Brianna Hernandez-Silva

Personal information
- Born: April 13, 1999 (age 27)
- Home town: Las Vegas, Nevada, U.S.
- Height: 5 ft 4 in (163 cm)

Sport
- Country: United States
- Sport: Flag football
- Position: Defensive back, quarterback

Medal record
Women's flag football
Representing United States
World Games
| Silver medal – second place | 2025 Chengdu | Team |
IFAF Americas Continental Championship
| Bronze medal – third place | 2025 Panama City | Team |

= Brianna Hernandez-Silva =

American flag football player (born 1999)

Brianna Hernandez-Silva (born April 13, 1999) is an American international flag football player. She has represented the United States national team since 2025. After playing college softball for the Southern Nevada Coyotes, she played college flag football for the Kansas Wesleyan Coyotes and the Keiser Seahawks.

==Early life==

Hernandez-Silva grew up in Las Vegas, the daughter of Brian Hernandez and Christy Silva. She played multiple sports at Bonanza High School, earning letters in volleyball, flag football, and softball. In 2017, she was named second-team all-state in flag football after throwing for 1,733 yards and 22 touchdowns and rushing for 2,671 yards and 26 touchdowns. Her flag football jersey number 16 was retired by the school where she was named team MVP three times. With college scholarships not yet available in flag football, she enrolled in the College of Southern Nevada to play college softball. She spent one season with the Coyotes in 2019 and had 8 runs batted in (RBI) in 42 games.

==College career==

When the National Association of Intercollegiate Athletics (NAIA) announced sanctioning for flag football, Hernandez-Silva transferred to Kansas Wesleyan University before their debut season with the sport in 2021. She was named the Kansas Collegiate Athletic Conference (KCAC) Offensive Player of the Year in both 2022 and 2023. She was also named Co-KCAC Player of the Year in 2022 while being named first-team All-KCAC at quarterback and second-team All-KCAC at safety.
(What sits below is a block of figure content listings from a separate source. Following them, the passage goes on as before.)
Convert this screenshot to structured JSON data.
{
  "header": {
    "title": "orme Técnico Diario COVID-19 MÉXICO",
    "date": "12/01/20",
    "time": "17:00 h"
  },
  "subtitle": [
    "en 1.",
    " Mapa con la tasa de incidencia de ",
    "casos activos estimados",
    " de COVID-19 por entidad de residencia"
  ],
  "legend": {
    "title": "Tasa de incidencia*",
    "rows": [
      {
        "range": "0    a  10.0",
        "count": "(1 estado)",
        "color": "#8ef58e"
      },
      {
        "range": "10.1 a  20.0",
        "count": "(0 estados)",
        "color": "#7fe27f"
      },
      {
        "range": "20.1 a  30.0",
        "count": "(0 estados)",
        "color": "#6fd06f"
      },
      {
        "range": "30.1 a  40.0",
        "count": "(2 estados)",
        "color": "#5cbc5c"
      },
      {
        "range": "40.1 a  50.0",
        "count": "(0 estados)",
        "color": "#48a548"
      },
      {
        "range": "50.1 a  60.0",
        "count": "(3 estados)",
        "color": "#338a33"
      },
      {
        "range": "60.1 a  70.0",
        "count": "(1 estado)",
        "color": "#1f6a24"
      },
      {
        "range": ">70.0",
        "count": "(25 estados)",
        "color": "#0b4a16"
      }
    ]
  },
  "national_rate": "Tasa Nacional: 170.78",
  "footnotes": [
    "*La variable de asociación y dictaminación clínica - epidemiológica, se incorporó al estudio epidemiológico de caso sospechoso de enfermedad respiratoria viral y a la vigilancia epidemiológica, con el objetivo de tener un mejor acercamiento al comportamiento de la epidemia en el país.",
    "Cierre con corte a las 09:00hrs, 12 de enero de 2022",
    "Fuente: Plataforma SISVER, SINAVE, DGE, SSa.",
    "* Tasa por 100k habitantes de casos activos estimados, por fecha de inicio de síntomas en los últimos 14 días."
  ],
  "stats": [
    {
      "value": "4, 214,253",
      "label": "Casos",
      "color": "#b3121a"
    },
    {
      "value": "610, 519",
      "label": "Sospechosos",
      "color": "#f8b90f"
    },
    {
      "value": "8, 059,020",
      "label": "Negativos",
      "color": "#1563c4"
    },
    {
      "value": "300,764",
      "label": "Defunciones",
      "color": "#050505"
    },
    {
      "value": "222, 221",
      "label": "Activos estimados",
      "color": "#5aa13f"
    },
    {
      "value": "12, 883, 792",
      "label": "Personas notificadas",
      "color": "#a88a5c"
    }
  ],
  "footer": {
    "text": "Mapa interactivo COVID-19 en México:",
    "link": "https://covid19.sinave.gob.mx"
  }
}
She was named second-team All-KCAC at quarterback in 2023.

After playing three seasons at Kansas Wesleyan and appearing at the invitational The One Flag Championship, she transferred to Keiser University in Florida for a fourth and final season in 2024, joining United States national teamers Kennedy Foster, Ashlea Klam, and Brenna Ramirez. She was named first-team All-Sun Conference at running back after catching 96 passes for 826 yards and 14 touchdowns. She helped the Seahawks to the NAIA national title game, where she caught a touchdown in the loss to Ottawa University.

==National team career==

Hernandez-Silva made the United States national team as an alternate for the 2024 IFAF Women's Flag Football World Championship in Finland. She made the final roster and made her international debut at the 2025 World Games in China. She mostly played defense but also caught a touchdown pass from Maci Joncich in the opening game against the hosts. She earned a silver medal after the United States lost 26–21 to Mexico in the final. She settled for bronze at the in Panama, throwing a touchdown in the loss to Mexico in the semifinals before defeating the hosts in the third place game.